La famille HEURTIN et l’île Amsterdam

Une famille originaire du Vignoble 

Adolphe «Jean Louis» HEURTIN, né le 21 septembre 1836 à Chantenay est fils de Charles HEURTIN tonnelier à Haute-Goulaine et de Anne Renée PILARD mariés le 8 janvier 1830. ses grands parents et ascendants étaient de la Haye Fouassière.

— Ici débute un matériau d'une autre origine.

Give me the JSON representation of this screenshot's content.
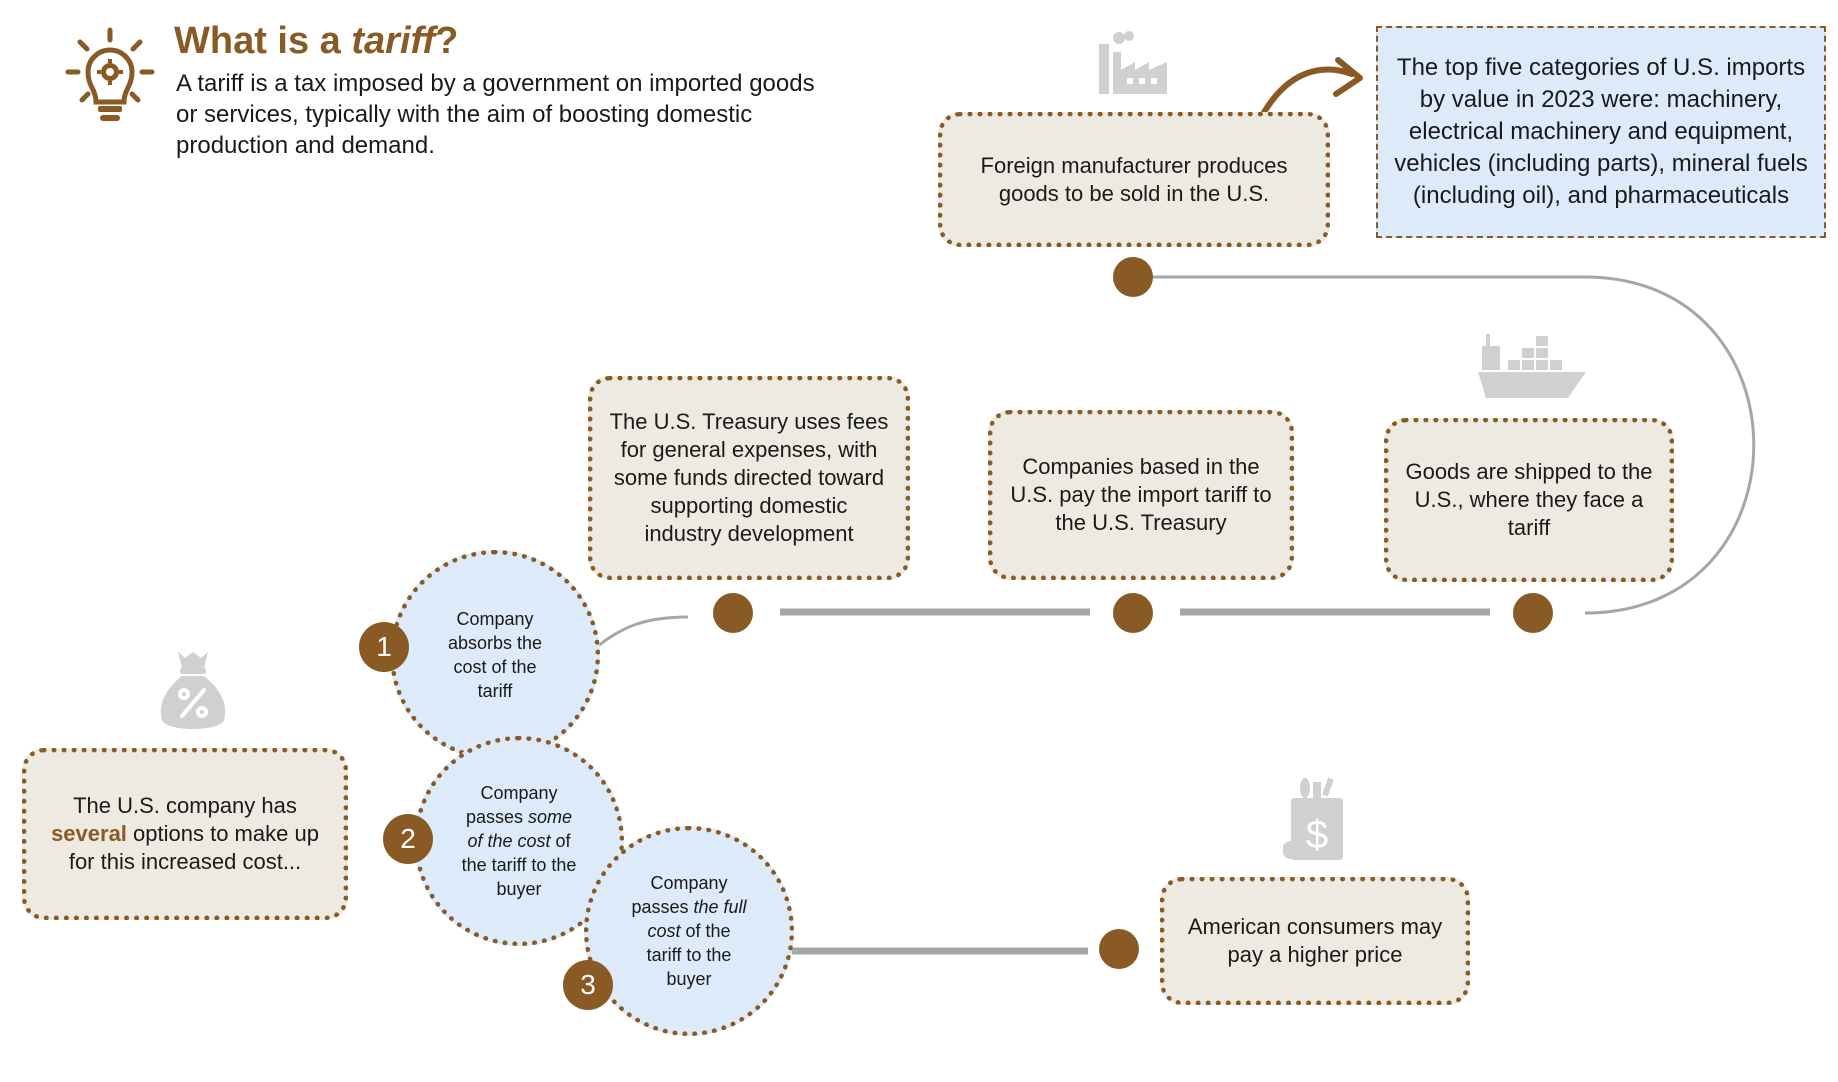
{
  "header": {
    "title_prefix": "What is a ",
    "title_emph": "tariff",
    "title_suffix": "?",
    "definition": "A tariff is a tax imposed by a government on imported goods or services, typically with the aim of boosting domestic production and demand."
  },
  "steps": {
    "foreign_manufacturer": "Foreign manufacturer produces goods to be sold in the U.S.",
    "shipped": "Goods are shipped to the U.S., where they face a tariff",
    "companies_pay": "Companies based in the U.S. pay the import tariff to the U.S. Treasury",
    "treasury": "The U.S. Treasury uses fees for general expenses, with some funds directed toward supporting domestic industry development",
    "consumers": "American consumers may pay a higher price"
  },
  "imports_note": "The top five categories of U.S. imports by value in 2023 were: machinery, electrical machinery and equipment, vehicles (including parts), mineral fuels (including oil), and pharmaceuticals",
  "options_box": {
    "text_before": "The U.S. company has ",
    "highlight": "several",
    "text_after": " options to make up for this increased cost..."
  },
  "options": [
    {
      "number": "1",
      "before": "Company absorbs the cost of the tariff",
      "emph": "",
      "after": ""
    },
    {
      "number": "2",
      "before": "Company passes ",
      "emph": "some of the cost",
      "after": " of the tariff to the buyer"
    },
    {
      "number": "3",
      "before": "Company passes ",
      "emph": "the full cost",
      "after": " of the tariff to the buyer"
    }
  ],
  "icons": [
    "lightbulb-gear-icon",
    "factory-icon",
    "cargo-ship-icon",
    "money-bag-percent-icon",
    "grocery-bag-dollar-icon"
  ],
  "colors": {
    "accent": "#8a5a25",
    "box_fill": "#edeae1",
    "highlight_fill": "#ddeafa",
    "line": "#a6a6a6",
    "icon_gray": "#d0d0d0"
  }
}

Il a eu une vie bien mouvementée. Inscrit maritime n°7 au quartier de Nantes dès le 03 janvier1850 comme mousse il navigue au commerce, devient novice inscrit n°1696 le 27 avril 1852, toujours au commerce. Il est levé pour le service 18 décembre 1854 et est incorporé dans «la Royale» à Lorient, comme matelot de 3e classe, il y obtient notamment le brevet et la médaille de Crimée le 12 mars 1859. Après divers embarquements, un dernier voyage effectué de mai 1860 à avril 1862, il est débarqué à St Nazaire. Il quitte la Royale et retourne à la Réunion ou il avait fait escale précédemment.

Il renonce aux professions maritimes devant la commission de l’inscription maritime de St Denis de la Réunion le 5 août 1862 et sera radié définitivement à Nantes le 5 octobre 1963.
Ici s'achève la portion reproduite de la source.